< 2 Corinthiërs 6 >
1 Als medearbeiders vermanen we u bovendien, om Gods genade niet vruchteloos te ontvangen.
And also working together we call on [you] that you do not receive the grace of God in vain—
2 Want Hij zegt: "Op gunstige tijd heb ik u verhoord, En op de dag van heil u geholpen." Ziet, nu is het de gunstige tijd; ziet, nu is het de dag van heil.
for He says, “In an acceptable time I heard you, and in a day of salvation I helped you, behold, now [is] a well-accepted time; behold, now, a day of salvation.”
3 Op geen enkel punt geven we aanstoot, opdat er geen smet op de bediening valt.
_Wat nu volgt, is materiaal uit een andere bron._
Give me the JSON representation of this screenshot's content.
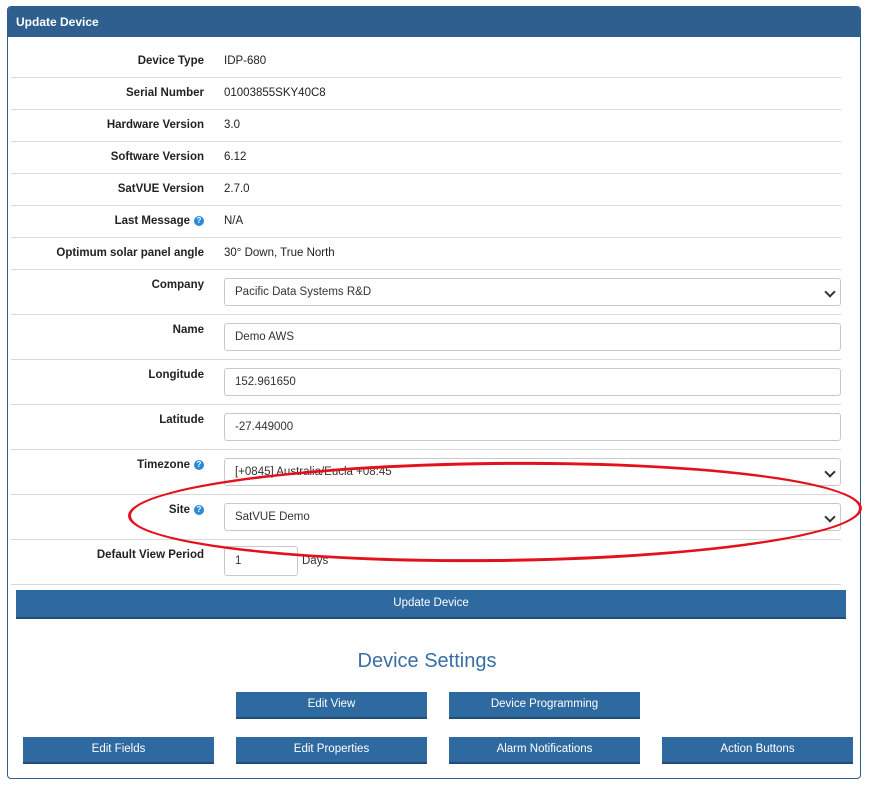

In nothing giving any cause of offense, that the ministry may not be blamed,
4 Integendeel, op alle punten strekken we onszelf tot aanbeveling, als dienaren Gods: Door het grootste geduld, In verdrukking, nood en benauwdheid;
but in everything recommending ourselves as God’s servants; in much patience, in tribulations, in necessities, in distresses,
5 In slagen, gevangenschap en woeling, In arbeid, nachtwaken en vasten;
in stripes, in imprisonments, in insurrections, in labors, in watchings, in fastings,
6 Door reinheid, kennis en lankmoedigheid, Door goedheid, heilige geest en ongeveinsde liefde;
in pureness, in knowledge, in long-suffering, in kindness, in the Holy Spirit, in unhypocritical love,
7 Door prediking der waarheid, En goddelijke kracht; Met de wapenen der gerechtigheid In rechterhand en linkerhand;
in the word of truth, in the power of God, through the armor of righteousness, on the right and on the left,
8 In eer en in schande, In kwade en goede faam. Als bedriegers, toch zijn we oprecht;
through glory and dishonor, through evil report and good report, as leading astray, and true;
9 Als onbekenden, toch overal bekend; Als stervenden, en zie, toch zijn we in leven; Als getuchtigden, en toch niet gedood;
as unknown, and recognized; as dying, and behold, we live; as disciplined, and not put to death;
10 Als treurenden, toch steeds verheugd; Als armen, en velen maken we rijk; Als bezitlozen, toch bezitten we alles.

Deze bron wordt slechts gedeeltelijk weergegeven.